The 1.5-litre three cylinder diesel unit benefits from a particularly sophisticated emissions reductions system consisting of a passive oxidation catalyst, an AdBlue injector, an SCR catalyst and a Diesel Particulate Filter. For this test, we chose the 122PS version of this unit, which with manual transmission manages a WLTP-rated combined cycle fuel reading of up to 64.2mpg and 92g/km of NEDC-rated CO2 with either body style. Choose the 9-speed auto gearbox you can have with the diesel hatch variant and the figures fall quite a lot - right down to 56.5mpg and 109g/km. With the lower-powered 105PS version of this diesel, the straight fuel and emissions stats don't look that much different from those of the higher-powered unit - they're rated at up to 65.7mpg and 90g/km with either body style. More significant is the news that in all its forms, this 1.5-litre Turbo D powerplant is 'RDE2'-compliant, that jargon meaning that unlike most competitor diesels, it will meet all emissions regulations for the foreseeable future. As a result, also unlike most competitor units, it's not liable for the usual 4% BiK diesel surcharge that a company user would normally have to pay. It all adds up to a saving over the pre-facelifted model's old 1.6-litre CDTi engine that over a four year / 80,000 mile ownership period Vauxhall believes would add up to around £1,000. And over the same timeframe, the company reckons that running this diesel Astra could save you as much as £1,800 over the cost of operating a comparable 1.5 EcoBlue-engined diesel Ford Focus.
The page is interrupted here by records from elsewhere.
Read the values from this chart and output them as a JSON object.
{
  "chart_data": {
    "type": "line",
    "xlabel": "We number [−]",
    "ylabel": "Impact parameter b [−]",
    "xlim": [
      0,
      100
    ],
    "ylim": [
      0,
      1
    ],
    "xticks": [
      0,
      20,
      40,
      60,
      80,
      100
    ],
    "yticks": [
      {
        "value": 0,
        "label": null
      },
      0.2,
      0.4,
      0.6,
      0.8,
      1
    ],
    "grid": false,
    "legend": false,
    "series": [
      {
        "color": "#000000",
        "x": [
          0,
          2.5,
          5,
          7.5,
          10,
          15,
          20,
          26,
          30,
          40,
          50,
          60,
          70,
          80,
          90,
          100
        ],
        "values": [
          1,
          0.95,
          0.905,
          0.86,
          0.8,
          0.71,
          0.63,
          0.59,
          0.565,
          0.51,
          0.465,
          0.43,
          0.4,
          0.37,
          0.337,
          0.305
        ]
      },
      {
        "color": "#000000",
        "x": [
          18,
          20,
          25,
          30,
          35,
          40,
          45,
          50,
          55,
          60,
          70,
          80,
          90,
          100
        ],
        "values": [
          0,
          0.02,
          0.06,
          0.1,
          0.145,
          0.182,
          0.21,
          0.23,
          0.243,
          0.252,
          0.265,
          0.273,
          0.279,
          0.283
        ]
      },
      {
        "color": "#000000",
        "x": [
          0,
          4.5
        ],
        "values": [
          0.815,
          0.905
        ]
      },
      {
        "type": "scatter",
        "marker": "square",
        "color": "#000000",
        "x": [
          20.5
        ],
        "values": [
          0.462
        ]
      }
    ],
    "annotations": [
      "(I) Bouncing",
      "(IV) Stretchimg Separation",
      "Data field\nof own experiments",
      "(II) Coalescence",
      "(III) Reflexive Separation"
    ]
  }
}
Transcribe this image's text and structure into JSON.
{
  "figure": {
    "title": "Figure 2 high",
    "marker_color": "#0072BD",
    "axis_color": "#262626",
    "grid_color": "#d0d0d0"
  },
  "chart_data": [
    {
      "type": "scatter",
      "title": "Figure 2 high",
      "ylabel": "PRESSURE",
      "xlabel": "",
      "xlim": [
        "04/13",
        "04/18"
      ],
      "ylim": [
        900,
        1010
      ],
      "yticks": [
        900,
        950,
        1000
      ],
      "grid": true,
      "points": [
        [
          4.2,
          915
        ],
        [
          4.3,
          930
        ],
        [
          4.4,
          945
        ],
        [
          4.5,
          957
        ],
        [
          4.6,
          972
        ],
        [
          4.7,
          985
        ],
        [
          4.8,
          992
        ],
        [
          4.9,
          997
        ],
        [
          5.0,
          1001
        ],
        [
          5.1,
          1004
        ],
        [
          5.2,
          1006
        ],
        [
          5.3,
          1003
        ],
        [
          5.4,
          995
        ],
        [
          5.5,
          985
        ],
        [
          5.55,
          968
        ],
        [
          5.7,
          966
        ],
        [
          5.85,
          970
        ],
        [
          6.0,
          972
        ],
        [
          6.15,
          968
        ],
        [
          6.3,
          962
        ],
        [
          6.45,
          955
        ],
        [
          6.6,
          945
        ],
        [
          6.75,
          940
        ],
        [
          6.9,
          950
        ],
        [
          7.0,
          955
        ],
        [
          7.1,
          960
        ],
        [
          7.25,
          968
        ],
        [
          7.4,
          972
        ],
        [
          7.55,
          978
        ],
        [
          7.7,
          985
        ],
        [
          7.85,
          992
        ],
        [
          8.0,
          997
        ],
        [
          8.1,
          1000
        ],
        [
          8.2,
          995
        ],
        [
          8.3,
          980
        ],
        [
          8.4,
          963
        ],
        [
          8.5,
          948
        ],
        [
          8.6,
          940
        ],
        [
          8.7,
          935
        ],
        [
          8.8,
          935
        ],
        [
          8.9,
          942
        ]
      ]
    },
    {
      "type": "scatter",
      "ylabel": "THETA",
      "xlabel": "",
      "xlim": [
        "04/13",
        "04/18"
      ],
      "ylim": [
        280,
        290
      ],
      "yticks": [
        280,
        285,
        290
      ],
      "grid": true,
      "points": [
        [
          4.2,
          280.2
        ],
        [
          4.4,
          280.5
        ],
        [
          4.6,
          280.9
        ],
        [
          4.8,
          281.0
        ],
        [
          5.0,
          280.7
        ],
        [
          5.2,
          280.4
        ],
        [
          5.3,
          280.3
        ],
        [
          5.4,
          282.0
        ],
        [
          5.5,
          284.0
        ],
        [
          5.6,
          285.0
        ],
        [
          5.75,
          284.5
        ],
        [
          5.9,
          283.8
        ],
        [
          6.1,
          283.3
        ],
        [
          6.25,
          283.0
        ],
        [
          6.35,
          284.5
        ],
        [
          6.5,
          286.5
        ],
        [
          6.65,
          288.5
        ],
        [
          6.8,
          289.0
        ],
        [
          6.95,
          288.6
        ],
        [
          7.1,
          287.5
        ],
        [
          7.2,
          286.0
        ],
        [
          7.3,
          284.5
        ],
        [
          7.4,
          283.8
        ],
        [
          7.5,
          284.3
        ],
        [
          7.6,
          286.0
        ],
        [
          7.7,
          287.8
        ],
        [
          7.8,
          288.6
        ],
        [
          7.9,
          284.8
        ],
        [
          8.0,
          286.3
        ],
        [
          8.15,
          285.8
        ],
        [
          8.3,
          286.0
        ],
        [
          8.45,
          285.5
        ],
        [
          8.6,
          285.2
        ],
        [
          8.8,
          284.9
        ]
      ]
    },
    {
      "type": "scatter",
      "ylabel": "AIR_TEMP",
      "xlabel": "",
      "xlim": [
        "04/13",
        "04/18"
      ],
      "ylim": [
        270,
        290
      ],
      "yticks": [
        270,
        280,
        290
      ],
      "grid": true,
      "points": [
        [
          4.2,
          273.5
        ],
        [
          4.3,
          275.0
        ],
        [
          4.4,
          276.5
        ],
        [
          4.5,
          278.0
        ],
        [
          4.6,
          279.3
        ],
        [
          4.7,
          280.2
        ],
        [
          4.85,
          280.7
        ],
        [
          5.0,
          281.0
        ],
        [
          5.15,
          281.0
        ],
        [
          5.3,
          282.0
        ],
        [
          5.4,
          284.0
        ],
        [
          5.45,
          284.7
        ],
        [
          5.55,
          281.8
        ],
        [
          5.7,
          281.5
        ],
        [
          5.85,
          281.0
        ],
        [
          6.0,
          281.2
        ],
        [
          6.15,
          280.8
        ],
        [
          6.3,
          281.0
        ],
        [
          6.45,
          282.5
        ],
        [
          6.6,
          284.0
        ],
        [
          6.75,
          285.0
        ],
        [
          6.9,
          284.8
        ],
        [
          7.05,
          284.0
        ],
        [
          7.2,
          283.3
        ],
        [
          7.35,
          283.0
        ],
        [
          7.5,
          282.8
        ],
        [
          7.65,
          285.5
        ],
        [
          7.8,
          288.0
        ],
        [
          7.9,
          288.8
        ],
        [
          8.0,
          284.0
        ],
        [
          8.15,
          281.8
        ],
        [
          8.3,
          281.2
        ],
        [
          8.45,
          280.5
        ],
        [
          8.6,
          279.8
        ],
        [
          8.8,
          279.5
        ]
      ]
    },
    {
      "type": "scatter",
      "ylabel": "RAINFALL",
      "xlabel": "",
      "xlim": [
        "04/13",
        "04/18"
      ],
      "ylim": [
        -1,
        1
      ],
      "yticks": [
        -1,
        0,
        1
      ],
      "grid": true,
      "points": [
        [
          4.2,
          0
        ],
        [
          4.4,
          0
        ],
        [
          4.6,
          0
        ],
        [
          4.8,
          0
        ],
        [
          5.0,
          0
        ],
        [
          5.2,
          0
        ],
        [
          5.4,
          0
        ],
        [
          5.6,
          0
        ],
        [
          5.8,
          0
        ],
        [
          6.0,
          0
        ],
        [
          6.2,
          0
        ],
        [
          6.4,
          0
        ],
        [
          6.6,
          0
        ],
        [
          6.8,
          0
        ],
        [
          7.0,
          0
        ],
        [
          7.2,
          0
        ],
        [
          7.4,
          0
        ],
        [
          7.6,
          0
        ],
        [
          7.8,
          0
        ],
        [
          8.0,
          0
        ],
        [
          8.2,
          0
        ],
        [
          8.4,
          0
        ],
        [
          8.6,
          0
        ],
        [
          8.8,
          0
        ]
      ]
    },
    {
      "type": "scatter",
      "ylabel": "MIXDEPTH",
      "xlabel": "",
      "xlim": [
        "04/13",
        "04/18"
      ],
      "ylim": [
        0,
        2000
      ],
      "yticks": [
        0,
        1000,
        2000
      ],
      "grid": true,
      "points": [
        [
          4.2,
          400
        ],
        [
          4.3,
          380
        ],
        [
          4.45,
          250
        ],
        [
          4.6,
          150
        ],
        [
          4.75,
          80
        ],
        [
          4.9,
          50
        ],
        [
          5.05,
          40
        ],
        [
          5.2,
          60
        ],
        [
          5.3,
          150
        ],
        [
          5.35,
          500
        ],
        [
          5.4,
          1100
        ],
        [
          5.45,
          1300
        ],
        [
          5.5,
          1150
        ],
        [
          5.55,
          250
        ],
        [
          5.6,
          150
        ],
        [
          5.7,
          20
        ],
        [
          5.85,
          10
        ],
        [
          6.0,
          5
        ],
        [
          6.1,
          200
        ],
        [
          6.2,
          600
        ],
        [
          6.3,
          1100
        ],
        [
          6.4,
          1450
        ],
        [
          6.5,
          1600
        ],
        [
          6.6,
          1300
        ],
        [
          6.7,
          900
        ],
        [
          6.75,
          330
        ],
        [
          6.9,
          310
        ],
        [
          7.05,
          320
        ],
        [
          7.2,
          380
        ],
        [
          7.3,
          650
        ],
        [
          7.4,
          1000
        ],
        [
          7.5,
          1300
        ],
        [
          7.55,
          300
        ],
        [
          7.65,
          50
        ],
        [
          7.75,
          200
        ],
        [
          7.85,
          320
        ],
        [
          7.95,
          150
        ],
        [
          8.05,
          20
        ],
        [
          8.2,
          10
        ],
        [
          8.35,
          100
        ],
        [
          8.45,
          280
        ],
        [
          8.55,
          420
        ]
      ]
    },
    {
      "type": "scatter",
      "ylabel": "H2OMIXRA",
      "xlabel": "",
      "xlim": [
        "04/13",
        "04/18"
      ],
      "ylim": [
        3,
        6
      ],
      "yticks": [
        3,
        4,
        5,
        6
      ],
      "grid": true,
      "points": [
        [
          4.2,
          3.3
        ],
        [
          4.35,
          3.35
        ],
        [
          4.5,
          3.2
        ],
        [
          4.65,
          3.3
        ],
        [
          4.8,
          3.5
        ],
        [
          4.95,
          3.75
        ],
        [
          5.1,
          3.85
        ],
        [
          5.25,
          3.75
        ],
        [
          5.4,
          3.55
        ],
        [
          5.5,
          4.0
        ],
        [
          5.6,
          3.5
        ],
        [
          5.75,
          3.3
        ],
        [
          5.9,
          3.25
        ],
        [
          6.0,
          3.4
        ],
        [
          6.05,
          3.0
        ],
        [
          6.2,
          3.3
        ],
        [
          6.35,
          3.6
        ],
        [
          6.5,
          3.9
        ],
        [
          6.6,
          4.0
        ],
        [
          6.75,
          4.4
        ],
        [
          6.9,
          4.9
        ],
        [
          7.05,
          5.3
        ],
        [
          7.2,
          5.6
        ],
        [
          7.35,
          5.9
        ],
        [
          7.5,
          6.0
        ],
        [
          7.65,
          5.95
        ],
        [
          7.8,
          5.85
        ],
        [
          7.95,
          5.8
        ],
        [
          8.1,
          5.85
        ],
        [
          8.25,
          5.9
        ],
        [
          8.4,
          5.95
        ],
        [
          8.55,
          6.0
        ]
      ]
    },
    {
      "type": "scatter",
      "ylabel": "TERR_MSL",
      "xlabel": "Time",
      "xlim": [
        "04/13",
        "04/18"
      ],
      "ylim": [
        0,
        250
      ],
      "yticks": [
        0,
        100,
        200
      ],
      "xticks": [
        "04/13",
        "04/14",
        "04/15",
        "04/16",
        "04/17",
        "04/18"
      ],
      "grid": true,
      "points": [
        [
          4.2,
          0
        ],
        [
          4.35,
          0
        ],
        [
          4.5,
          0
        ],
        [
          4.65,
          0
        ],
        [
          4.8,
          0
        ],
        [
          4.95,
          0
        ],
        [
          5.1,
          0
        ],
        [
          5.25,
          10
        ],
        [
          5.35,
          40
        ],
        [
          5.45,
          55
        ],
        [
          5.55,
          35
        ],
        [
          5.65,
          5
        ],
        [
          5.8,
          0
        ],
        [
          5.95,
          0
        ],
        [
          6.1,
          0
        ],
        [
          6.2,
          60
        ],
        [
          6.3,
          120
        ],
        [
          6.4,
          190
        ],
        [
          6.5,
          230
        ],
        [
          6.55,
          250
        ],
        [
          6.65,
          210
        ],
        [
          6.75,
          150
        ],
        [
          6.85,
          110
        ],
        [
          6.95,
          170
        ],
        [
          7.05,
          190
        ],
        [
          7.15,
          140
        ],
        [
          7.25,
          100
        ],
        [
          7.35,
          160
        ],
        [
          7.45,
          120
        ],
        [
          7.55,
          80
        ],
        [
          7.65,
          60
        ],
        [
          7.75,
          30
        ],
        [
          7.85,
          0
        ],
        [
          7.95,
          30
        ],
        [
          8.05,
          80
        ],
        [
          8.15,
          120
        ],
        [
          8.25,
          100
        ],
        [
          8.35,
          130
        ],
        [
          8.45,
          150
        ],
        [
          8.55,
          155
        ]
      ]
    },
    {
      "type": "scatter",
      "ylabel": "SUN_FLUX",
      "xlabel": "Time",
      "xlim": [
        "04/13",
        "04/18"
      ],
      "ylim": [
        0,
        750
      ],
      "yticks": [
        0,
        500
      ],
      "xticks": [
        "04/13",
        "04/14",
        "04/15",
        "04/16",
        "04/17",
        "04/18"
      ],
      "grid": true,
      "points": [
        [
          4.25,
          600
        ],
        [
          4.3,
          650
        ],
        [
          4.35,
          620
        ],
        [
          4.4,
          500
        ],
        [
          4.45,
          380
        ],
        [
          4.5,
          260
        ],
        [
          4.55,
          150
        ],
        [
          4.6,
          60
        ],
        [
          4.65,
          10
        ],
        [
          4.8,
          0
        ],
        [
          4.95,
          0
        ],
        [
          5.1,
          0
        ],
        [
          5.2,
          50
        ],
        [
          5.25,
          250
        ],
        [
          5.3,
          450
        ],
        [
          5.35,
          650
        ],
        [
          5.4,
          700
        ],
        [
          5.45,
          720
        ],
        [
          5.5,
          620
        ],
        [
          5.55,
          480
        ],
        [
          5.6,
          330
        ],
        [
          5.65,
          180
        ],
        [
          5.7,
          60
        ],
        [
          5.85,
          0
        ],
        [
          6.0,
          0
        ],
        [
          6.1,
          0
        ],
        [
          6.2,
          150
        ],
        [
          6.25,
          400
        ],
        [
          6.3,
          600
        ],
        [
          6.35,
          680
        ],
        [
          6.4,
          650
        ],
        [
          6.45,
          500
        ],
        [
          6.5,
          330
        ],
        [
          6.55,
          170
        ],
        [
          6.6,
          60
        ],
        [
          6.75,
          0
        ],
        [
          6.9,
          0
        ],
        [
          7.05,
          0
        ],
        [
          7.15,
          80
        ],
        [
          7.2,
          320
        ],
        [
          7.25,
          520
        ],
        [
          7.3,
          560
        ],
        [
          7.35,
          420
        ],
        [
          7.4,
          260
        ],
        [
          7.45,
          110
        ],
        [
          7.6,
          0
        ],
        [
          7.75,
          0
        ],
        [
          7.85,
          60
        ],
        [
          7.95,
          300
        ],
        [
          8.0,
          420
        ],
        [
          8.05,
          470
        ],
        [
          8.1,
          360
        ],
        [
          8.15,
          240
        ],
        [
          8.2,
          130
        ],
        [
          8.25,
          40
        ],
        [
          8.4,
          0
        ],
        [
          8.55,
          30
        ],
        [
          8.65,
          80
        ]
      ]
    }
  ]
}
The Astra may these days be out-sold by family contenders that once wouldn't have approached it in terms of customer numbers - models like the Mercedes A-Class and the Kia Sportage. But it now has more than ever to offer the discerning buyer in this sector, especially in this Turbo D diesel guise. Best of all, this Astra remains - for the time being anyway - mainly British, with hatch and estate models built at Ellesmere Port near Liverpool to a quality at least as high as anything the Japanese brands can manage. That reason alone might be enough to give this car a place on your family hatchback shortlist. Fortunately for Vauxhall, there are also many others.